Looking down at my hand this afternoon, I noticed that the large cut on my left palm has healed. It took a few days, but I’m relieved to know that it is much better. In the time it took for me to look it over, memories of the car accident my son had a few years ago began to fill my mind. It took months for him to recover. It was a trauma for him, for all of us. The process of changing bandages, keeping him comfortable and calm is all I focused on those few months. That was not as important as having had him survive it all. He was alive and had both of his legs. All he needed was to heal and learn to walk again. It is as far as my mind will allow me to return to that experience, so my memories push further back to a class I took in high school.
I remember sitting in an auditorium sized classroom, looking down at my health teacher, as he began to tell a story. It must have been a unit on first aid... I really don’t remember that part well. The memory of my teacher telling a story that day is like a photograph etched in my mind. He wanted to help us understand the importance of staying calm during emergencies. He could have easily gone down a list of things to do and things not to do, in case of an emergency. Instead, he chose to tell a story.
On his drive to work one morning, he encountered a bad car accident. The accident happened only seconds ahead of him and help would not arrive for at least another few minutes. He decided to stop to help. As he walked up to one of the cars in the accident, he found a woman in the driver's seat. Her face had either gone through the windshield or somehow the glass cut her face. She had serious and numerous facial lacerations. “The skin on her face hung off in pieces,” I remember him telling us. She was bleeding and the loss of blood would have quickly caused her death. “Am I going to die?” she called out to him at the sound of his footsteps. He was surprised to find her conscious.
At this point I remember he interrupted the story to explain the beating of the heart, and how blood pumps faster when a person is in fear or panic. He needed to calm her down to slow her heart rate and keep her alive.
“You are going to be okay,” he calmly told her. His words to her were assuring. He needed to calm her from panic. She began to breathe and calm to the sound of his voice. This, he told us, was most important. If he could not get her to calm, her heart rate would continue rising, possibly causing her to bleed to death. He removed her from the vehicle, positioned himself behind her, and used both of his hands to hold her face together and slow the bleeding.
The image of my teacher saving this person’s life was ingrained permanently in my mind.
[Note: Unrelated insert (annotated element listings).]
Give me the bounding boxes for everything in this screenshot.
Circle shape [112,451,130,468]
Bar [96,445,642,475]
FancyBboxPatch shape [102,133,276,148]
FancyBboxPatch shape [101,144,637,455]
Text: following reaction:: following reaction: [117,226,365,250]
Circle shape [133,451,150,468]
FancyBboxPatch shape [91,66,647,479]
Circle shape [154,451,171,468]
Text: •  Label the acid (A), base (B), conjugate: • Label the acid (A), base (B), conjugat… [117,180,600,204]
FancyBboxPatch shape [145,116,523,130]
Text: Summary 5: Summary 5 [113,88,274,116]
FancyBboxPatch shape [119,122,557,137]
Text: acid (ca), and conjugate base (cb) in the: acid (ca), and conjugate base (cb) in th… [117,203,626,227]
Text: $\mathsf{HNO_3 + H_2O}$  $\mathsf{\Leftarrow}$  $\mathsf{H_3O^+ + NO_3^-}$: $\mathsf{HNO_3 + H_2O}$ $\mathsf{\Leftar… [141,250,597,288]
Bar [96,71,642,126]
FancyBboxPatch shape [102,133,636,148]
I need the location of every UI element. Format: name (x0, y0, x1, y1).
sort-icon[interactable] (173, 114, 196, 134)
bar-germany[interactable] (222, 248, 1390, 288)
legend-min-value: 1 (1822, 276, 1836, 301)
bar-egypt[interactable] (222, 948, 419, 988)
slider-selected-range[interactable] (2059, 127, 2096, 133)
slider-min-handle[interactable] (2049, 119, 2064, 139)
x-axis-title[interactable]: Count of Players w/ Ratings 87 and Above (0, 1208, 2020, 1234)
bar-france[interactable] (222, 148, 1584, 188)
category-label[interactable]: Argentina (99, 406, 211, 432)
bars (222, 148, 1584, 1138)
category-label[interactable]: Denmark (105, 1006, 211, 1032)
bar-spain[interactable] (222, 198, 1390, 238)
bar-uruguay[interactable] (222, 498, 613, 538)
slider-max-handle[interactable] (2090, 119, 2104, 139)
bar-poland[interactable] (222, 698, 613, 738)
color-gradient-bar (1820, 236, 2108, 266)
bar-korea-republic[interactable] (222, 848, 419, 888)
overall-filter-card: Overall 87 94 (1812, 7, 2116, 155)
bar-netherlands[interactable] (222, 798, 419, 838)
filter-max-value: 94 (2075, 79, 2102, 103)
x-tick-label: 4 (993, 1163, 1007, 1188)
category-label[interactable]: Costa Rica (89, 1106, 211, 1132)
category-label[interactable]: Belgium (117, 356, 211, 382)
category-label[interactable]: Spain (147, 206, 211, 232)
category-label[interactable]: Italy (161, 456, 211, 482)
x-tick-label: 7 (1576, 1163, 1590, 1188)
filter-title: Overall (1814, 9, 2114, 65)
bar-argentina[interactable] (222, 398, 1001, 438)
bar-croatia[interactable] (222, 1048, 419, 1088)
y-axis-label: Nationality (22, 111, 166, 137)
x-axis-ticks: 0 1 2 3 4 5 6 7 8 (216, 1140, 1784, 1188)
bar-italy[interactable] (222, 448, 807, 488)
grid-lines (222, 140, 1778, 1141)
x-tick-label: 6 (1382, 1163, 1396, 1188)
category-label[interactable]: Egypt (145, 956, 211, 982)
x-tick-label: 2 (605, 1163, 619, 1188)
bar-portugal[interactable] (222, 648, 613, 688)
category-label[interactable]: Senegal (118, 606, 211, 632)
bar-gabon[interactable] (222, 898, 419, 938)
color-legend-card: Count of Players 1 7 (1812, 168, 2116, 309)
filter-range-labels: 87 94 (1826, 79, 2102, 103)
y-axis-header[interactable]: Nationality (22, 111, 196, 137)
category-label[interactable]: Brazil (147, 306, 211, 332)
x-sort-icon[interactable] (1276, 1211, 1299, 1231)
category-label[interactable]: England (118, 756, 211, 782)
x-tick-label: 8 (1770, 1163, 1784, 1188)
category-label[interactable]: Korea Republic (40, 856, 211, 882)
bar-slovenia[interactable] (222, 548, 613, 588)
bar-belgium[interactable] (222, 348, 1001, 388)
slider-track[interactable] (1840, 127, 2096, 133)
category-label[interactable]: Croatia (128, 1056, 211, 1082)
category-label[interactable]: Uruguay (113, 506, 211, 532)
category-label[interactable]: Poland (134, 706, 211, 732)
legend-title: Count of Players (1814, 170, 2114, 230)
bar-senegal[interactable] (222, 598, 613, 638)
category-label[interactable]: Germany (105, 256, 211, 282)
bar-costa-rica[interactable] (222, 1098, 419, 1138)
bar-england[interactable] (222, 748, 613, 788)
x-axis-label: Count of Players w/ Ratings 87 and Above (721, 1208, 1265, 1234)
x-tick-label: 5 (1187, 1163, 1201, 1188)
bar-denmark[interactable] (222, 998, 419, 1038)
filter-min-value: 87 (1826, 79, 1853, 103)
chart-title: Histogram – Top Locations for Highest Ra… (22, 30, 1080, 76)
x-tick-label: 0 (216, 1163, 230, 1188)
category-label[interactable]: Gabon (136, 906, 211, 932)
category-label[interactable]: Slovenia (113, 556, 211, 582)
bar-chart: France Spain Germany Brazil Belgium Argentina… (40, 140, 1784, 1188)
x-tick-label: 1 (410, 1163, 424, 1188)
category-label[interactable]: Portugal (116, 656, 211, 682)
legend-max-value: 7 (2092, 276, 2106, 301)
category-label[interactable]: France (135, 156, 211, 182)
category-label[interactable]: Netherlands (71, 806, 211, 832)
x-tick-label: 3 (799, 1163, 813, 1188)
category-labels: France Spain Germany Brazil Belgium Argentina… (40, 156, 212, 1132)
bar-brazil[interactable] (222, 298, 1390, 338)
I sat, fully engaged, listening. I could easily visualize the accident. Accidents on the Los Angeles freeways were a daily occurrence. Each student in that classroom connected well with that fact.
And so, as the image of my teacher holding this woman’s life in his hands sat in my mind, my expectation for an ending was that he saved her. I immediately began to wonder if he kept in contact with her, the woman he saved.
Instead, the story continued. As he sat talking calmly to the life he held in his hands, a man walked up, took one look at the woman, and yelled out, “Oh my God! Is she dead?”
He may have continued a bit more with sharing how he wanted to punch the guy in the face, but that part of it remains a bit fuzzy. We would have all understood why he would possibly feel that way. Most importantly, we understood the importance of staying calm in an emergency.
I don’t remember my teacher’s name, but I do remember this story he shared about 34 years ago. What he did that morning prepared me for what was to come many, many years later. So, I am grateful for the story—grateful that my teacher decided to share this story that sunny spring morning, instead of a checklist.
My son, Adam, is all healed, like the cut on the palm of my hand. And I am grateful for that, too.